PROVIDENCE, R.I. (WPRI) — A businessman was arrested in Georgia, after investigators said he faked his own death to avoid prosecution after fraudulently receiving CARES Act funds.
David Staveley, 52, of Andover, Mass. was arrested Thursday by the U.S. Marshals Service in Alpharetta, Georgia.
On May 5, Staveley, along with David Butziger, 51, of Warwick, were arrested after filing fraudulent loan applications seeking more than $500,000 of COVID-19 relief funds. They were the first two in the nation charged in such a crime In the United States.
Staveley was later released on the $10,000 bonds with GPS monitoring.
Weeks later on May 26, the U.S. Probation Office in Rhode Island received an alert that his GPS monitor had been removed.
In June, Staveley’s vehicle was found near a beach in Quincy, Mass., with the doors unlocked and the keys in the ignition.
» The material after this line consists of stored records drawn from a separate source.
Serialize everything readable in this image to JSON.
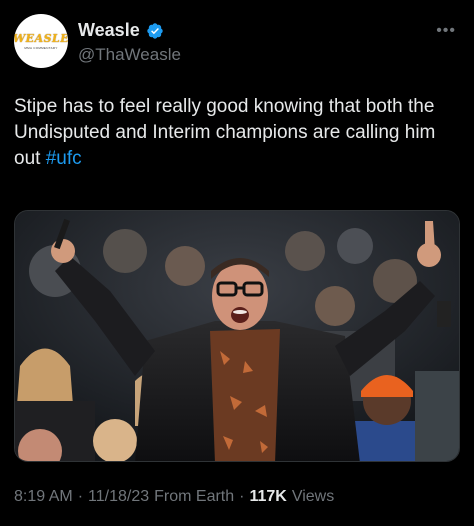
{
  "author": {
    "display_name": "Weasle",
    "handle": "@ThaWeasle",
    "avatar_logo": "WEASLE",
    "avatar_sub": "MMA COMMENTARY",
    "verified_color": "#1d9bf0"
  },
  "more_icon": "more-horizontal-icon",
  "tweet": {
    "text": "Stipe has to feel really good knowing that both the Undisputed and Interim champions are calling him out",
    "hashtag": "#ufc"
  },
  "meta": {
    "time": "8:19 AM",
    "date": "11/18/23",
    "source": "From Earth",
    "views_count": "117K",
    "views_label": "Views"
  },
  "colors": {
    "background": "#000000",
    "text": "#e7e9ea",
    "secondary": "#71767b",
    "accent": "#1d9bf0"
  }
}
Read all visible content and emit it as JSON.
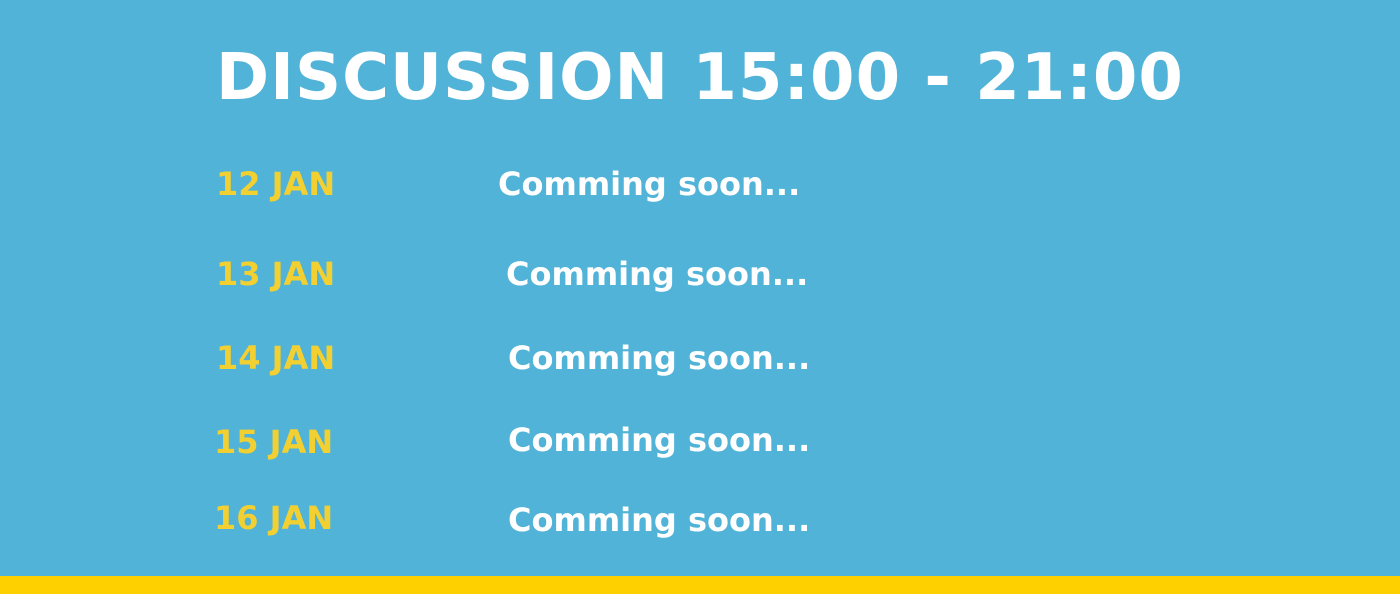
{
  "colors": {
    "background": "#50b3d7",
    "date_text": "#f2d032",
    "bottom_bar": "#ffd000",
    "text": "#ffffff"
  },
  "title": "DISCUSSION 15:00 - 21:00",
  "schedule": [
    {
      "date": "12 JAN",
      "status": "Comming soon..."
    },
    {
      "date": "13 JAN",
      "status": "Comming soon..."
    },
    {
      "date": "14 JAN",
      "status": "Comming soon..."
    },
    {
      "date": "15 JAN",
      "status": "Comming soon..."
    },
    {
      "date": "16 JAN",
      "status": "Comming soon..."
    }
  ]
}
His wallet, credit cards and driver’s license were also found inside the vehicle, in addition to a typed and signed suicide note, according the U.S. Marshals Service.
Massachusetts State Police searched the area in an attempt to find the body. No evidence that he committed suicide was found and U.S. Marshals believed that he faked his death and fled the area to avoid prosecution.
U.S. Marshals in Rhode Island later confirmed Staveley was alive and traveled to Tennessee, then to Alpharetta, Georgia using a false identity and driving a minivan with stolen license plates.
On Thursday, The Rhode Island Violent Fugitive Task Force working with the Alpharetta Police Department found Staveley in a minivan with California licenses plates and arrested him.
At the time of his arrest, Staveley had several forms of ID badges with different names on them. He was taken to Atlanta Federal District Court for processing.